Much like the other machine learning techniques, we should really train the neural network on some of the data and then test the model on new data. We can use the *train_test_split()* function to do this.

In [159]:
from sklearn.model_selection import train_test_split

In [160]:
X_train, X_test, y_train, y_test = train_test_split(X, y)

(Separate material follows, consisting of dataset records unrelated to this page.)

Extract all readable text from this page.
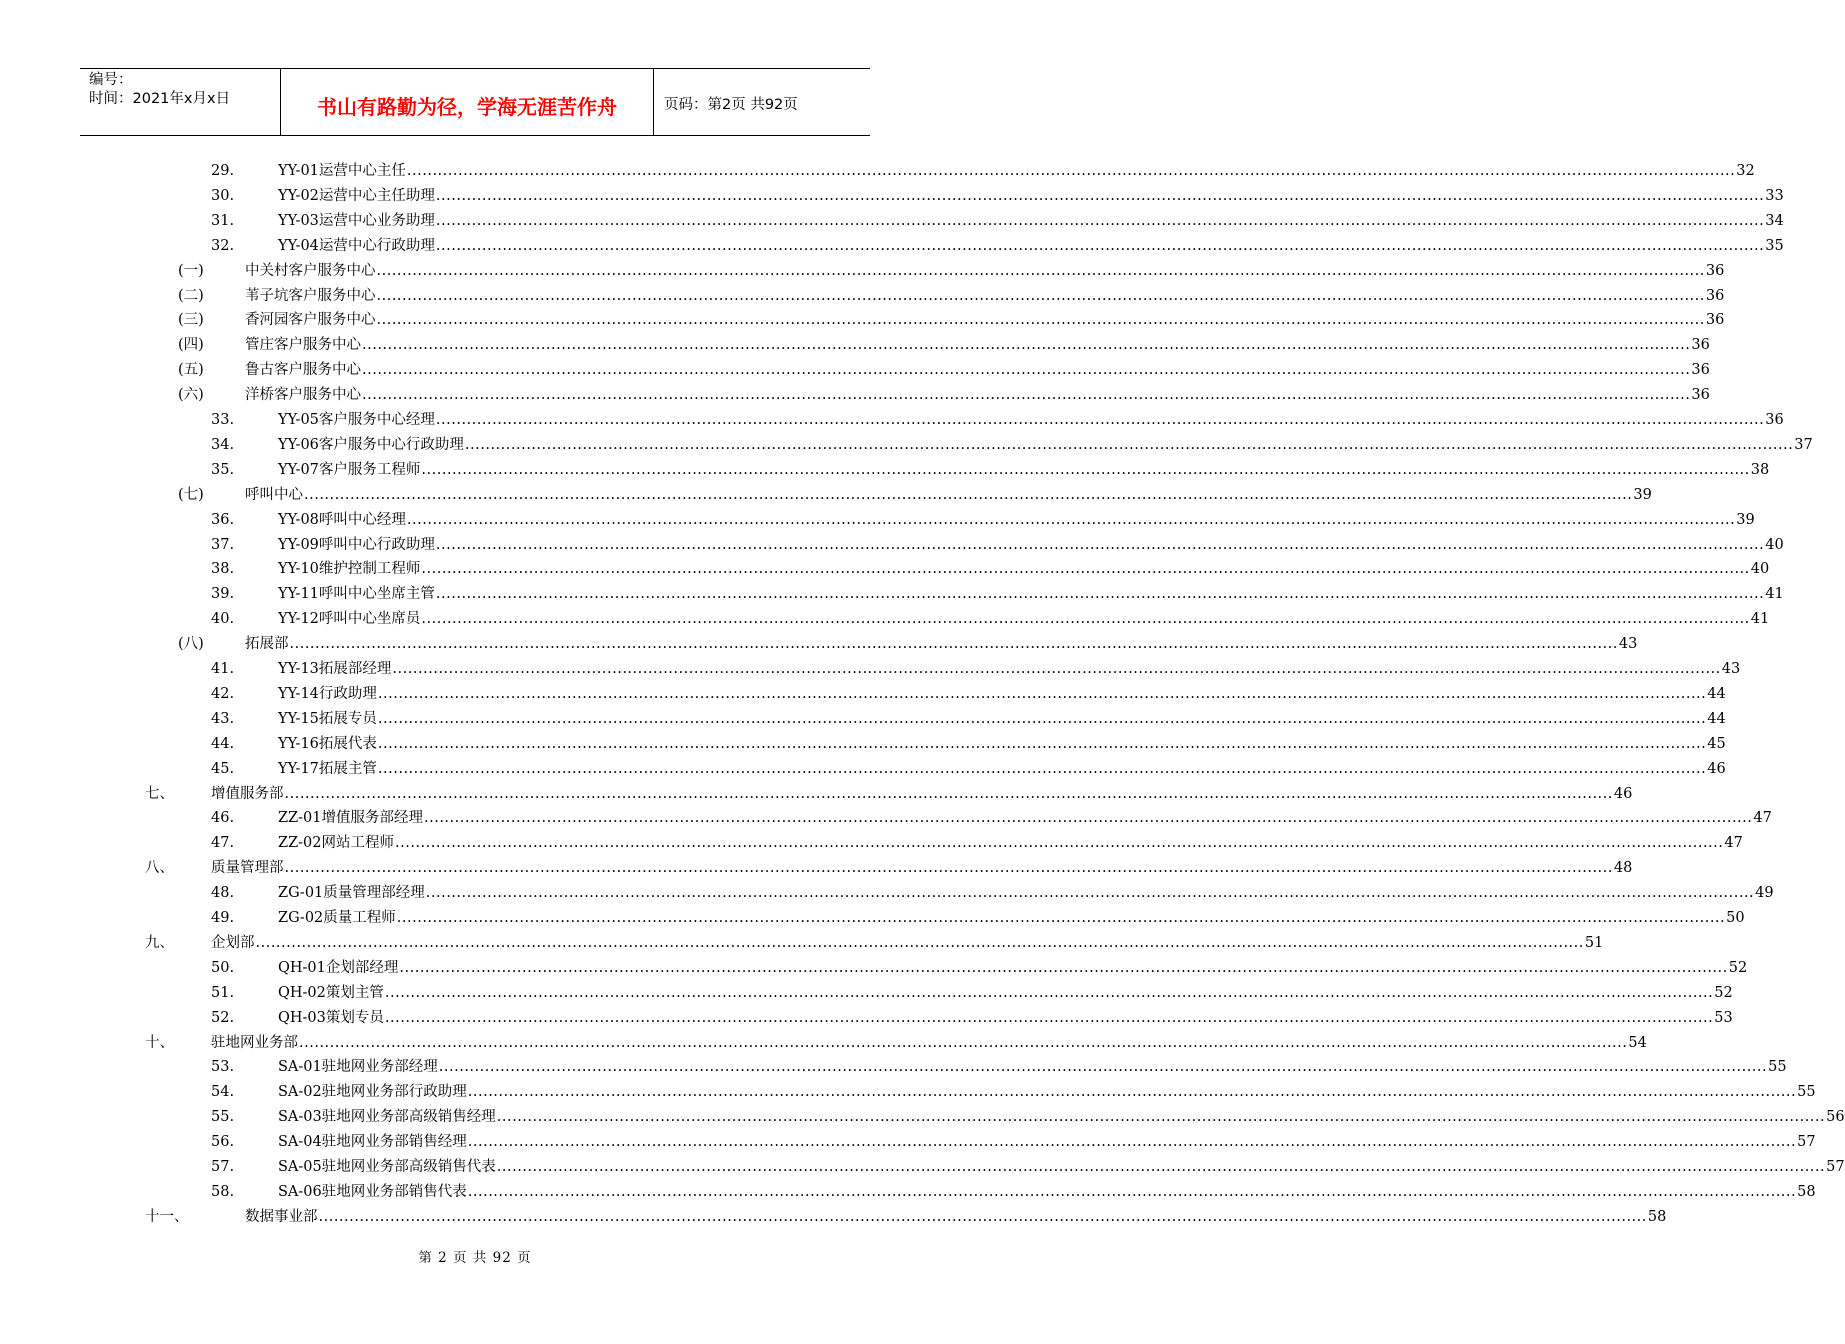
编号：
时间：2021年x月x日	书山有路勤为径，学海无涯苦作舟	页码：第2页 共92页
29.	YY-01运营中心主任 .................................................................................................................................................................................................................................................................... 32
30.	YY-02运营中心主任助理 .................................................................................................................................................................................................................................................................... 33
31.	YY-03运营中心业务助理 .................................................................................................................................................................................................................................................................... 34
32.	YY-04运营中心行政助理 .................................................................................................................................................................................................................................................................... 35
(一)	中关村客户服务中心 .................................................................................................................................................................................................................................................................... 36
(二)	苇子坑客户服务中心 .................................................................................................................................................................................................................................................................... 36
(三)	香河园客户服务中心 .................................................................................................................................................................................................................................................................... 36
(四)	管庄客户服务中心 .................................................................................................................................................................................................................................................................... 36
(五)	鲁古客户服务中心 .................................................................................................................................................................................................................................................................... 36
(六)	洋桥客户服务中心 .................................................................................................................................................................................................................................................................... 36
33.	YY-05客户服务中心经理 .................................................................................................................................................................................................................................................................... 36
34.	YY-06客户服务中心行政助理 .................................................................................................................................................................................................................................................................... 37
35.	YY-07客户服务工程师 .................................................................................................................................................................................................................................................................... 38
(七)	呼叫中心 .................................................................................................................................................................................................................................................................... 39
36.	YY-08呼叫中心经理 .................................................................................................................................................................................................................................................................... 39
37.	YY-09呼叫中心行政助理 .................................................................................................................................................................................................................................................................... 40
38.	YY-10维护控制工程师 .................................................................................................................................................................................................................................................................... 40
39.	YY-11呼叫中心坐席主管 .................................................................................................................................................................................................................................................................... 41
40.	YY-12呼叫中心坐席员 .................................................................................................................................................................................................................................................................... 41
(八)	拓展部 .................................................................................................................................................................................................................................................................... 43
41.	YY-13拓展部经理 .................................................................................................................................................................................................................................................................... 43
42.	YY-14行政助理 .................................................................................................................................................................................................................................................................... 44
43.	YY-15拓展专员 .................................................................................................................................................................................................................................................................... 44
44.	YY-16拓展代表 .................................................................................................................................................................................................................................................................... 45
45.	YY-17拓展主管 .................................................................................................................................................................................................................................................................... 46
七、	增值服务部 .................................................................................................................................................................................................................................................................... 46
46.	ZZ-01增值服务部经理 .................................................................................................................................................................................................................................................................... 47
47.	ZZ-02网站工程师 .................................................................................................................................................................................................................................................................... 47
八、	质量管理部 .................................................................................................................................................................................................................................................................... 48
48.	ZG-01质量管理部经理 .................................................................................................................................................................................................................................................................... 49
49.	ZG-02质量工程师 .................................................................................................................................................................................................................................................................... 50
九、	企划部 .................................................................................................................................................................................................................................................................... 51
50.	QH-01企划部经理 .................................................................................................................................................................................................................................................................... 52
51.	QH-02策划主管 .................................................................................................................................................................................................................................................................... 52
52.	QH-03策划专员 .................................................................................................................................................................................................................................................................... 53
十、	驻地网业务部 .................................................................................................................................................................................................................................................................... 54
53.	SA-01驻地网业务部经理 .................................................................................................................................................................................................................................................................... 55
54.	SA-02驻地网业务部行政助理 .................................................................................................................................................................................................................................................................... 55
55.	SA-03驻地网业务部高级销售经理 .................................................................................................................................................................................................................................................................... 56
56.	SA-04驻地网业务部销售经理 .................................................................................................................................................................................................................................................................... 57
57.	SA-05驻地网业务部高级销售代表 .................................................................................................................................................................................................................................................................... 57
58.	SA-06驻地网业务部销售代表 .................................................................................................................................................................................................................................................................... 58
十一、	数据事业部 .................................................................................................................................................................................................................................................................... 58
第 2 页 共 92 页
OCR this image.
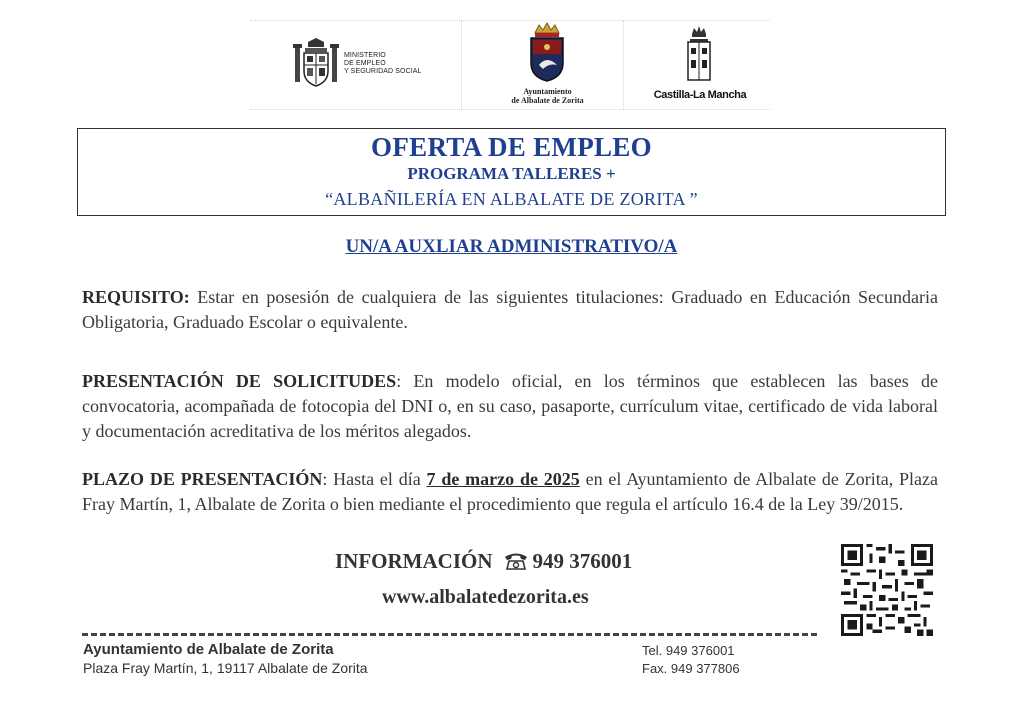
MINISTERIO
DE EMPLEO
Y SEGURIDAD SOCIAL
Ayuntamiento
de Albalate de Zorita	Castilla-La Mancha
OFERTA DE EMPLEO
PROGRAMA TALLERES +
“ALBAÑILERÍA EN ALBALATE DE ZORITA ”
UN/A AUXLIAR ADMINISTRATIVO/A
REQUISITO: Estar en posesión de cualquiera de las siguientes titulaciones: Graduado en Educación Secundaria Obligatoria, Graduado Escolar o equivalente.
PRESENTACIÓN DE SOLICITUDES: En modelo oficial, en los términos que establecen las bases de convocatoria, acompañada de fotocopia del DNI o, en su caso, pasaporte, currículum vitae, certificado de vida laboral y documentación acreditativa de los méritos alegados.
PLAZO DE PRESENTACIÓN: Hasta el día 7 de marzo de 2025 en el Ayuntamiento de Albalate de Zorita, Plaza Fray Martín, 1, Albalate de Zorita o bien mediante el procedimiento que regula el artículo 16.4 de la Ley 39/2015.
INFORMACIÓN 949 376001
www.albalatedezorita.es
Ayuntamiento de Albalate de Zorita
Plaza Fray Martín, 1, 19117 Albalate de Zorita
Tel. 949 376001
Fax. 949 377806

The default SciKit learn version of neural networks keep updating the weights until the model output is within some tolerance of the actual output. Therefore, preprocessing the data is especially important so that the training converges. *StandardScaler* sets the mean to zero and the variance to 1 so we use that. The same scale should be applied to the training and testing data.

In [161]:
from sklearn.preprocessing import StandardScaler
scaler = StandardScaler()

In [162]:
#set the scale based on the training data
scaler.fit(X_train)

StandardScaler(copy=True, with_mean=True, with_std=True)

In [164]:
#Apply the scale to the training and testing data
X_train = scaler.transform(X_train)
X_test = scaler.transform(X_test)

Now we need to import the neural network function from SciKit-learn.

In [165]:
from sklearn.neural_network import MLPClassifier

There are a lot of parameters that can be adjusted, but let's just focus on the hidden layers. We can select how many layers we want and how many neurons to be in each. For all the parameters and what they do, go to http://scikit-learn.org/stable/modules/generated/sklearn.neural_network.MLPClassifier.html

Since we have 30 inputs, let's pick all the hidden layers to have 30 inputs. Let's use 3 hidden layers.

In [172]:
mlp=MLPClassifier(hidden_layer_sizes=(30,30,30))

In [173]:
#now train the model
mlp.fit(X_train,y_train)

MLPClassifier(activation='relu', alpha=0.0001, batch_size='auto', beta_1=0.9,
       beta_2=0.999, early_stopping=False, epsilon=1e-08,
       hidden_layer_sizes=(30, 30, 30), learning_rate='constant',
       learning_rate_init=0.001, max_iter=200, momentum=0.9,
       nesterovs_momentum=True, power_t=0.5, random_state=None,
       shuffle=True, solver='adam', tol=0.0001, validation_fraction=0.1,
       verbose=False, warm_start=False)

Now let's see how well the model works. We'll predict the test data from our model

In [182]:
predictions=mlp.predict(X_test)

Now we make a confusion matrix to look at the results

In [175]:
from sklearn.metrics import confusion_matrix

In [183]:
#actual are rows, predictions are columns
print(confusion_matrix(y_test,predictions))

[[48  4]
 [ 1 90]]


Not bad. We have a few misclassifications so let's try changing the hidden layers

In [178]:
mlp4=MLPClassifier(hidden_layer_sizes=(30,30,30,30))
mlp_more=MLPClassifier(hidden_layer_sizes=(30,40,50))

In [179]:
mlp4.fit(X_train,y_train)
mlp_more.fit(X_train,y_train)

MLPClassifier(activation='relu', alpha=0.0001, batch_size='auto', beta_1=0.9,
       beta_2=0.999, early_stopping=False, epsilon=1e-08,
       hidden_layer_sizes=(30, 40, 50), learning_rate='constant',
       learning_rate_init=0.001, max_iter=200, momentum=0.9,
       nesterovs_momentum=True, power_t=0.5, random_state=None,
       shuffle=True, solver='adam', tol=0.0001, validation_fraction=0.1,
       verbose=False, warm_start=False)

In [181]:
predictions4=mlp4.predict(X_test)
predictions_more=mlp_more.predict(X_test)

In [184]:
print(confusion_matrix(y_test,predictions4))
print(confusion_matrix(y_test,predictions_more))

[[50  2]
 [ 1 90]]
[[49  3]
 [ 1 90]]


So we can get slight improvement with more layers or by adding more neurons. Feel free to play around with the hidden layers or the other parameters and see if you can get a perfect classification.